Pour commencer, la série me manque énormément et je n’ai pas envie de m’attarder sur l’introduction de cet article, histoire de plutôt me précipiter sur l’épisode… Et pourtant ! 17 saisons !  Ca mérite de s’arrêter un instant pour mesurer l’ampleur de la série sur nos vies. Une fois de plus, Ellen Pompeo laisse entendre que la série pourrait toucher bientôt à sa fin, mais personne ne veut ça, sérieusement. Certes, la saison précédente a eu du mal à passer et j’ai trouvé qu’on recommençait à se lasser comme en saison 10 ou 11… Mais je sais dorénavant qu’ils peuvent se relever et trouver de nouvelles manières de nous accrocher, parce que c’est ce qu’ils font à chaque fois. Avec une pandémie mondiale, ils ont probablement retrouvé l’inspiration, maintenant, il va falloir voir ce qu’ils en font et si ça vaut vraiment le coup.
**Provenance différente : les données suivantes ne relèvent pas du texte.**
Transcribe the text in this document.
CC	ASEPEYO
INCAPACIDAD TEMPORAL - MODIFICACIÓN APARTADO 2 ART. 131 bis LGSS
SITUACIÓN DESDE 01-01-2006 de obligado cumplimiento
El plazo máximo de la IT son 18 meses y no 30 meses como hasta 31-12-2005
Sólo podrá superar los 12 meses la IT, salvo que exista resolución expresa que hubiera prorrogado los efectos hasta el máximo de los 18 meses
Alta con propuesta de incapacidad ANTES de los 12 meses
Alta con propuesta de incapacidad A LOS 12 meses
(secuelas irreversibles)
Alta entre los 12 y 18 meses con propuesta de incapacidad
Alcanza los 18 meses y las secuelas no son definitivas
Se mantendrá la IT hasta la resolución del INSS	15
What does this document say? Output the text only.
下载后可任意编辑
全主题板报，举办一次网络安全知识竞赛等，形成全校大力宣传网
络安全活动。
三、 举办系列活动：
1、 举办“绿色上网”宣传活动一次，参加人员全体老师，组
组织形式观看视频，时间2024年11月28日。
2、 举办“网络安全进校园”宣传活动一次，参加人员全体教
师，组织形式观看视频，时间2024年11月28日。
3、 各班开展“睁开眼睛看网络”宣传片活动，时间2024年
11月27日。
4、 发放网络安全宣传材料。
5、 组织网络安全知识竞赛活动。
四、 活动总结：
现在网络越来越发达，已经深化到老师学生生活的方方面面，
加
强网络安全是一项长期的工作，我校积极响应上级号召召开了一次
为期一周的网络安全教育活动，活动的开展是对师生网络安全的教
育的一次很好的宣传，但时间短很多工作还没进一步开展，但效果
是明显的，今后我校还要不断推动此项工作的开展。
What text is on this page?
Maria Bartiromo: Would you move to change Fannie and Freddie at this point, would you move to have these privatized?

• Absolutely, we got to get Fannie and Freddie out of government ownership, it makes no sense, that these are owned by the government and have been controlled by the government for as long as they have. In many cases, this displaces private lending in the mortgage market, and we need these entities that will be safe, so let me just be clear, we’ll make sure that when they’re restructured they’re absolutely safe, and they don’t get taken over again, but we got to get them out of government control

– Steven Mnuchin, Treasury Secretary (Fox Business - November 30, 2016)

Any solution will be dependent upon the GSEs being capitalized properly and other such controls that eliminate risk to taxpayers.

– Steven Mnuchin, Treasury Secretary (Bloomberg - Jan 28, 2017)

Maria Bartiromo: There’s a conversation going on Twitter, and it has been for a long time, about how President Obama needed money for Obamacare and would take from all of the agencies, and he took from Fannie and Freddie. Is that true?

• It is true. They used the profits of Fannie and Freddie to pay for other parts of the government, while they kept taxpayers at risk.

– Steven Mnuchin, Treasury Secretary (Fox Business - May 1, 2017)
Station 19 m’a déjà donné quelques éléments de réponse, et j’ai un peu peur de ce que je vais regarder maintenant, parce que la glorification à l’américaine a eu du mal à passer dans ce début de saison 4 – ils méritent la glorification les médecins, ce n’est pas la question, j’ai juste trouvé ça mal amené.

Voir aussi : On en est où dans Grey’s Anatomy et Station 19 ?

Avant de critiquer trop sévèrement, je vais donc lancer l’épisode et voir si ça passe mieux au Grey Sloan… C’est largement possible, ce n’est pas la même série. Et puis, j’ai tellement hâte de retrouver les personnages. Ca va être dur de les voir déborder par les urgences, honnêtement.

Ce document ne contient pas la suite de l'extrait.